FramePack Video Generation on Consumer GPUs
Generate longer videos on consumer GPUs (6GB+ VRAM). FramePack breaks generation into smaller bits, improving coherence. Use tools like SageAttention or FlashAttention for potential speedups. Installation guides and a ComfyUI wrapper are available.
Links:
- https://github.com/lllyasviel/FramePack
- https://github.com/kijai/ComfyUI-FramePackWrapper
- https://github.com/woct0rdho/SageAttention
Wan 2.1 Model Updates and LoRA Training
The Wan 2.1 First-Last-Frame-to-Video (FLF2V) 14B model (720P) is released. It was trained mainly on Chinese data, so using Chinese prompts might yield better results.
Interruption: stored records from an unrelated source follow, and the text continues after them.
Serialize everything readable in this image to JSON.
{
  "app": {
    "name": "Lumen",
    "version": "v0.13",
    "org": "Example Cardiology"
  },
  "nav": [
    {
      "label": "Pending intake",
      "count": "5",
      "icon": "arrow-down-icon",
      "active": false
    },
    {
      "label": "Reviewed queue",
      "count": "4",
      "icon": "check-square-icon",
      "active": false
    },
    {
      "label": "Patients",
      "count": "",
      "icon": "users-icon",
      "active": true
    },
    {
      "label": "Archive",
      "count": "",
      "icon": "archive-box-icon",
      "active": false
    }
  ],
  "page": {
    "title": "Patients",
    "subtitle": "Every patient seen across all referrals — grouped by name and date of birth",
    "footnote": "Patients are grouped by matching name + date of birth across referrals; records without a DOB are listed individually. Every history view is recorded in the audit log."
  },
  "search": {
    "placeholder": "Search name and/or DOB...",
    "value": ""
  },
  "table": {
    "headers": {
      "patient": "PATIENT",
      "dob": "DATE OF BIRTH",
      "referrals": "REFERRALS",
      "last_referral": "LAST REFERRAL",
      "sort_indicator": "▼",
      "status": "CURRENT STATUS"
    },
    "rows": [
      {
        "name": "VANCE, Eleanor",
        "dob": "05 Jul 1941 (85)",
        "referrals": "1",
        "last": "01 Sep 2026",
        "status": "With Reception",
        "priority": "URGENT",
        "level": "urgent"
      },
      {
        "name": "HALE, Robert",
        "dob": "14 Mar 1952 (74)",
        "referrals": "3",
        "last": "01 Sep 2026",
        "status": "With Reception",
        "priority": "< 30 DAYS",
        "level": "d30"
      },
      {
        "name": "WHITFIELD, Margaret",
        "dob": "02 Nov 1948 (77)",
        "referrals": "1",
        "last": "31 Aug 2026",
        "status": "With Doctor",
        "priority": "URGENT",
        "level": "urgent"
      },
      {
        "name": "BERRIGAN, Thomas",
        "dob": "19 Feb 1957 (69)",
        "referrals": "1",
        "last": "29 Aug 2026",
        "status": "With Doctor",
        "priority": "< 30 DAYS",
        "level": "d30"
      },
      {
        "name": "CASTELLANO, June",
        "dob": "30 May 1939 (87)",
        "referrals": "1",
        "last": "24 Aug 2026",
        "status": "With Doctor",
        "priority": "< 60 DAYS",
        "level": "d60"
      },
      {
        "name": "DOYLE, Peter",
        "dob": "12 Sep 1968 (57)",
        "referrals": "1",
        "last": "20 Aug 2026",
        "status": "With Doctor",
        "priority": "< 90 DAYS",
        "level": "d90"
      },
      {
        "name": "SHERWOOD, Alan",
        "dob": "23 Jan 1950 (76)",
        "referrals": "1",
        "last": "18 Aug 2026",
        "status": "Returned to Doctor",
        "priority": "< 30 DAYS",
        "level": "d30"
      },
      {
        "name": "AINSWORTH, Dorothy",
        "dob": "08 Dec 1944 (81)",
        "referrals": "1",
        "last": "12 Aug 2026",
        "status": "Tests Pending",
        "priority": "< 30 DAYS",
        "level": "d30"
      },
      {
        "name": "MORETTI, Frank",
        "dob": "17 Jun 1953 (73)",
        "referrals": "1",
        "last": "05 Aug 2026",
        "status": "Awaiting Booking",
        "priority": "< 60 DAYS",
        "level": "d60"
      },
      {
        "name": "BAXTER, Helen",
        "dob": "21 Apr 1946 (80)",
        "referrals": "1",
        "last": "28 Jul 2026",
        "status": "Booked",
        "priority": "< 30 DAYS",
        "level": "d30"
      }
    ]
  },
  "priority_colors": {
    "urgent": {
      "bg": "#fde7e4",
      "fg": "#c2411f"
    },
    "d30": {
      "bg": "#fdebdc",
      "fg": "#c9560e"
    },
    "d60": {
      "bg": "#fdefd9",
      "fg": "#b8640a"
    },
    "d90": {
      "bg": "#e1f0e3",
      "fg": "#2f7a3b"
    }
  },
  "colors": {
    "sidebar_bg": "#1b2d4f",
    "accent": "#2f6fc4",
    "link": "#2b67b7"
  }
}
LoRAs can be trained or merged using tools like Musubi Tuner.
Links:
- https://huggingface.co/Wan-AI/Wan2.1-FLF2V-14B-720P
- https://github.com/kijai/ComfyUI-WanVideoWrapper
- https://github.com/kohya-ss/musubi-tuner/blob/main/wan_generate_video.py
New Character Consistency Models
InstantCharacter allows character preservation from a single image without tuning, using the Flux model. Separately, FantasyTalking generates realistic talking portraits with coherent motion, ideal for animation. Papers and code are available for both projects.
Links:
- https://github.com/Tencent/InstantCharacter
- https://fantasy-amap.github.io/fantasy-talking/
- https://arxiv.org/abs/2504.04842
Advanced HiDream Configuration
Run HiDream efficiently using fp8 precision. For potentially less restricted outputs, combine it with uncensored LLMs (e.g., abliterated Llama 3.1 8B GGUF) via the GGUF Quad Clip Loader node in ComfyUI. This setup might require Triton.
Links:
- https://github.com/calcuis/gguf
- https://huggingface.co/calcuis/hidream-gguf/tree/main
- https://huggingface.co/mlabonne/Meta-Llama-3.1-8B-Instruct-abliterated-GGUF/tree/main
Dataset Preparation Strategies
For SD 1.5 style training, random cropping maintains detail but risks learning cropped compositions. Resizing images suits models like Flux (train on multiple resolutions). Augmentation helps small datasets, but be careful with transformations like flipping which can alter meaning without careful tagging.